Como dijo Vértov, se lo quiso usar como mesa cuando era un piano. El asunto fue a peor con la llegada de Stalin. Pero su historia es silenciosa y secreta, no como la del escritor Bulgákov y tantos artistas perseguidos por no someterse a las directrices culturales de Stalin. Luego de la muerte de Lissitzky en 1941, su mujer, de origen alemán, y su hijo Jen fueron deportados a Siberia. Ella nunca pudo regresar a Alemania, y solo después de la muerte de Stalin, su hijo pudo cambiar de destino. Vive ahora en un pueblo del sur de España.
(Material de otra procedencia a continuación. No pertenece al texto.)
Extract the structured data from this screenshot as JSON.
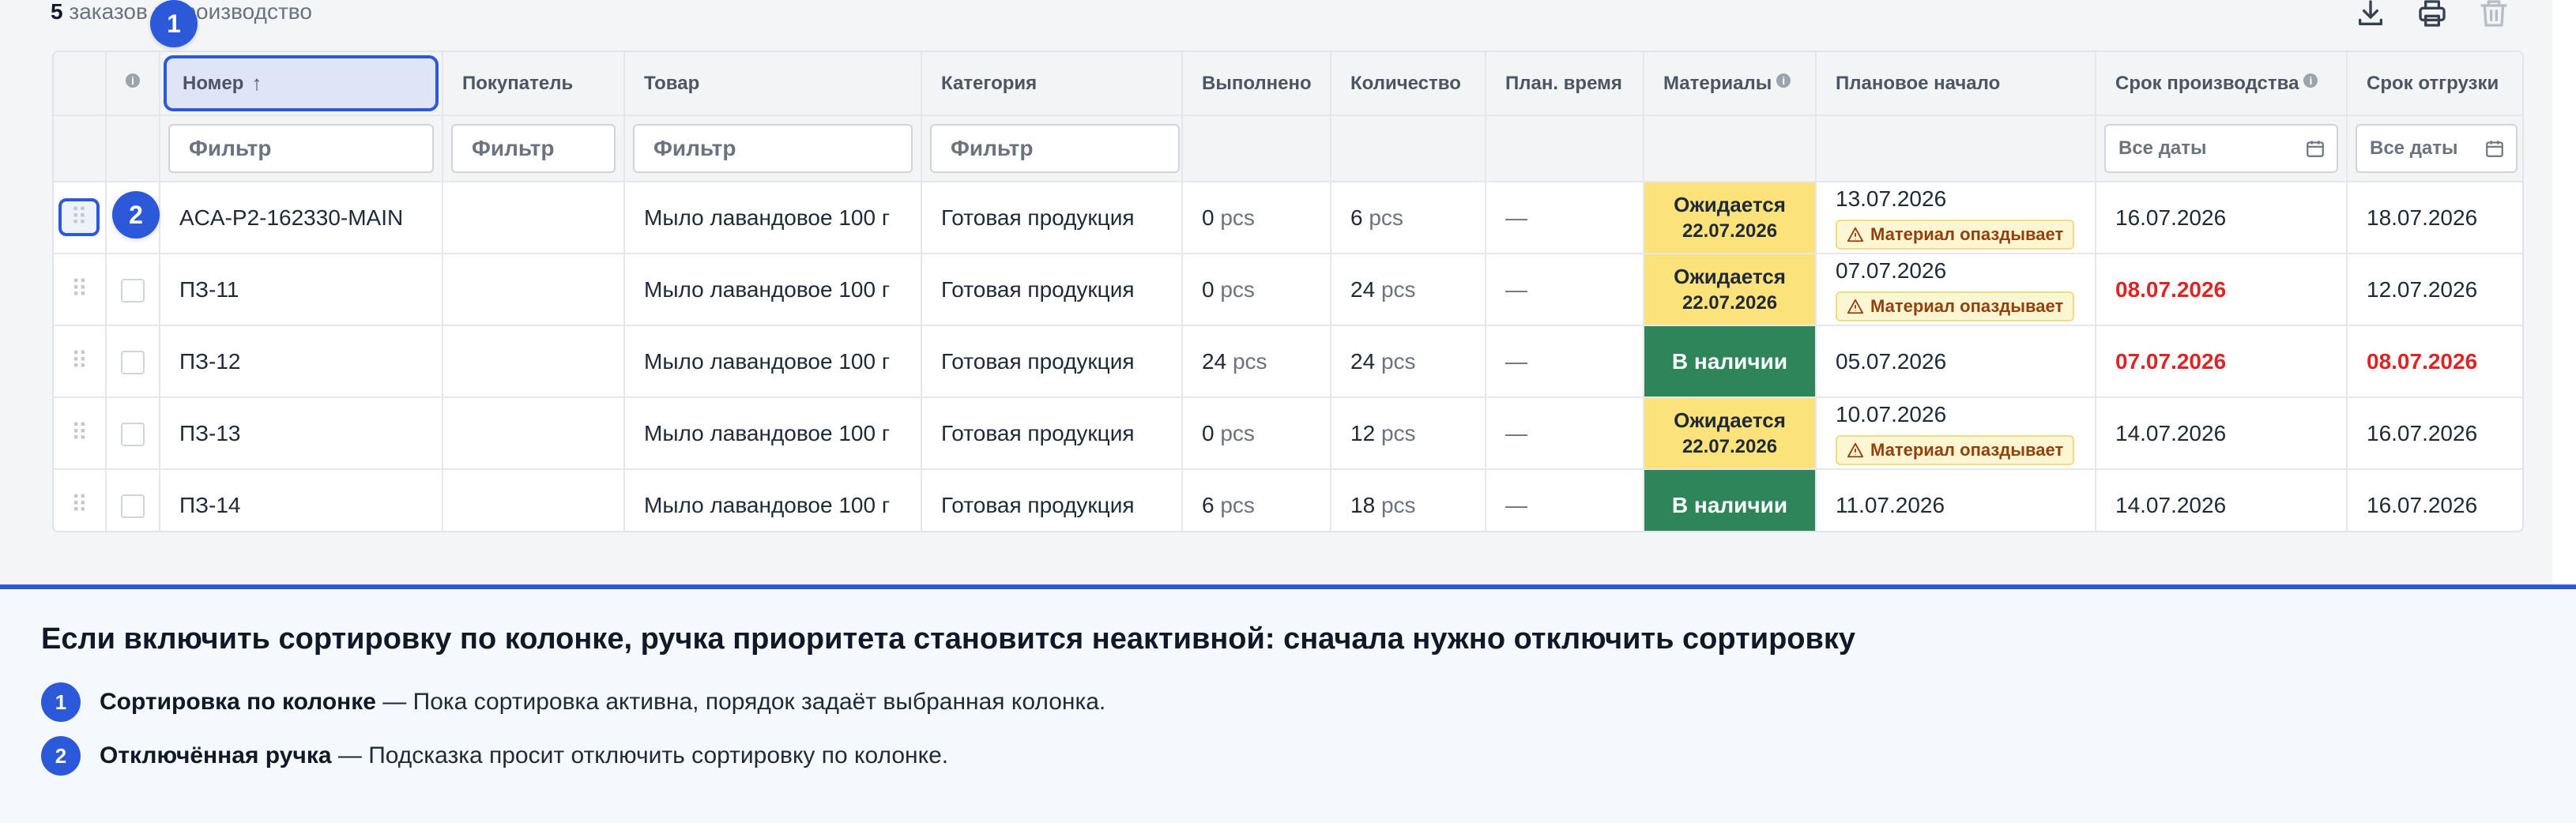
{
  "summary": {
    "count": "5",
    "label": "заказов в производство"
  },
  "columns": {
    "number": "Номер",
    "buyer": "Покупатель",
    "product": "Товар",
    "category": "Категория",
    "done": "Выполнено",
    "qty": "Количество",
    "plan_time": "План. время",
    "materials": "Материалы",
    "plan_start": "Плановое начало",
    "prod_deadline": "Срок производства",
    "ship_deadline": "Срок отгрузки"
  },
  "sort_arrow": "↑",
  "filters": {
    "placeholder": "Фильтр",
    "date_all": "Все даты"
  },
  "unit": "pcs",
  "rows": [
    {
      "number": "ACA-P2-162330-MAIN",
      "buyer": "",
      "product": "Мыло лавандовое 100 г",
      "category": "Готовая продукция",
      "done": "0",
      "qty": "6",
      "plan_time": "—",
      "mat_status": "Ожидается",
      "mat_date": "22.07.2026",
      "mat_kind": "wait",
      "start": "13.07.2026",
      "late": "Материал опаздывает",
      "prod": "16.07.2026",
      "prod_red": false,
      "ship": "18.07.2026",
      "ship_red": false
    },
    {
      "number": "ПЗ-11",
      "buyer": "",
      "product": "Мыло лавандовое 100 г",
      "category": "Готовая продукция",
      "done": "0",
      "qty": "24",
      "plan_time": "—",
      "mat_status": "Ожидается",
      "mat_date": "22.07.2026",
      "mat_kind": "wait",
      "start": "07.07.2026",
      "late": "Материал опаздывает",
      "prod": "08.07.2026",
      "prod_red": true,
      "ship": "12.07.2026",
      "ship_red": false
    },
    {
      "number": "ПЗ-12",
      "buyer": "",
      "product": "Мыло лавандовое 100 г",
      "category": "Готовая продукция",
      "done": "24",
      "qty": "24",
      "plan_time": "—",
      "mat_status": "В наличии",
      "mat_date": "",
      "mat_kind": "ok",
      "start": "05.07.2026",
      "late": "",
      "prod": "07.07.2026",
      "prod_red": true,
      "ship": "08.07.2026",
      "ship_red": true
    },
    {
      "number": "ПЗ-13",
      "buyer": "",
      "product": "Мыло лавандовое 100 г",
      "category": "Готовая продукция",
      "done": "0",
      "qty": "12",
      "plan_time": "—",
      "mat_status": "Ожидается",
      "mat_date": "22.07.2026",
      "mat_kind": "wait",
      "start": "10.07.2026",
      "late": "Материал опаздывает",
      "prod": "14.07.2026",
      "prod_red": false,
      "ship": "16.07.2026",
      "ship_red": false
    },
    {
      "number": "ПЗ-14",
      "buyer": "",
      "product": "Мыло лавандовое 100 г",
      "category": "Готовая продукция",
      "done": "6",
      "qty": "18",
      "plan_time": "—",
      "mat_status": "В наличии",
      "mat_date": "",
      "mat_kind": "ok",
      "start": "11.07.2026",
      "late": "",
      "prod": "14.07.2026",
      "prod_red": false,
      "ship": "16.07.2026",
      "ship_red": false
    }
  ],
  "badges": {
    "one": "1",
    "two": "2"
  },
  "info": {
    "title": "Если включить сортировку по колонке, ручка приоритета становится неактивной: сначала нужно отключить сортировку",
    "items": [
      {
        "num": "1",
        "bold": "Сортировка по колонке",
        "text": " — Пока сортировка активна, порядок задаёт выбранная колонка."
      },
      {
        "num": "2",
        "bold": "Отключённая ручка",
        "text": " — Подсказка просит отключить сортировку по колонке."
      }
    ]
  },
  "colors": {
    "accent": "#2b59d9",
    "wait": "#fce27a",
    "ok": "#2f855a",
    "late_red": "#dc2626"
  }
}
Sin duda, Lissitzky pasó por la experiencia de la totalidad. Fue el precio que pagó parte de la vanguardia, en su caso la que se sometió a la política. Me gusta más la expresión de John Goldin, cuando habla de “los caminos del absoluto”: artistas radicales que llegaron a extremos conceptuales, por lo general extremos de reducción y extracción, y que no supieron ir más allá. Quizá el más allá que buscó Lissitzky lo despojó todavía más de su innovación absoluta, lo alejó del sueño secreto de los creadores. (O)

La reciente exposición en La Pedrera me deja la sensación de una pérdida irremediable, de un desperdicio de talento sometido al uso político del arte.